Recommendation 3. The Bank Group should update DB indicator areas and definitions at regular and predictable intervals to reflect learning from research and field experience. Doing so will improve links to important development outcomes, strengthen relevance to the experience of domestic SMEs, and adapt to technological changes in the areas covered by the indicators. The intended outcome is for the Bank Group to deliver the best possible information to country clients to inform their business environment reforms as guided by research and field experience. The indicator agenda and characteristics should reflect ongoing learning from evidence and experience, showing what matters and the need to adapt to technological changes in areas covered. Similarly, advice to client countries on appropriate reform models conveyed through the DB report, projects, and knowledge sharing should reflect such learning. Where review of evidence (like that undertaken for this evaluation) reveals knowledge gaps, this has direct implications for a strategic program of research to fill such knowledge gaps. Effective feedback loops require both a steady flow of information from which to learn—from research and monitoring and evaluation—and routines through which DB indicators can adapt to such feedback with the least disruption to users. Disruption caused by such updates can be managed by making such changes infrequently and predictably, by engaging in a transparent and consultative process, and by maintaining former indicator series for a period of years after changes are introduced.

DB reports have made many claims for the benefits of measured reforms that go beyond rigorous or replicated evidence. By favoring supportive evidence and by not establishing strong criteria for filtering evidence, the reports open the door for critics to question the objectivity and accuracy of this important resource. This also poses a reputational risk to the Bank Group and Development Economics Vice Presidency and may mislead clients and stakeholders. This evaluation shows how DB reports, alongside some robust claims, forward some claims on the relationship of changes in areas measured by its indicators to development outcomes that have no clear evidence, some with inadequate evidence, and some where evidence is mixed. The criteria for selecting and featuring such claims is not transparent or consistent, but the general tone is one of advocacy. This does not seem needed or advantageous given the traction DB has found worldwide and the considerable evidence in the literature cited in this evaluation validating important parts of its agenda. IEG’s SLR shows that rigorous methods and evidence are available and implementable. Where there are gaps, it establishes an excellent agenda for future research. The Bank Group need not set its criteria for selecting evidence at the level of the SLR, but it should establish, publicize, and apply its criteria.
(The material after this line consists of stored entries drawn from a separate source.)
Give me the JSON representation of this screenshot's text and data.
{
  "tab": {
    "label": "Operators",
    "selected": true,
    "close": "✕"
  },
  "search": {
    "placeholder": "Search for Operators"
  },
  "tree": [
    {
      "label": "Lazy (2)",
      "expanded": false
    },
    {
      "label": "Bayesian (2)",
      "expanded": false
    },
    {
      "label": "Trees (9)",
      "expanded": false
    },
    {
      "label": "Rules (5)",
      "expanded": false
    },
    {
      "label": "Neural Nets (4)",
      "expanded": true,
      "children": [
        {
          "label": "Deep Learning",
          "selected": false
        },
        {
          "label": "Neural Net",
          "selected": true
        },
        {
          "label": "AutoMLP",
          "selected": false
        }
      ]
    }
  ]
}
Recommendation 4. The Bank Group should strengthen the accuracy and validity of DB claims in DB reports and related communications in line with robust evidence. The intended outcome is to produce DB reports that accurately inform their audience about the relationship of DB indicators to outcomes based on robust evidence. As a leading publication from the research arm of the World Bank, the Bank Group needs to ensure that claims made in DB reports are robustly substantiated by research and refrain from claims that are not. It should adopt clear standards of evidence and commission DEC or outside research if evidence is lacking.

The ultimate outcome sought with this set of recommendations is to build on the many good practices observed in the course of this evaluation. In doing so, the Bank Group could ensure that the DB indicators maintain their substantial power of motivating and engaging client countries in business environment reform, in a manner that guides clients to prioritize the reforms with the greatest development benefits for their socioeconomic situation, based on a balanced and accurate consideration of evidence.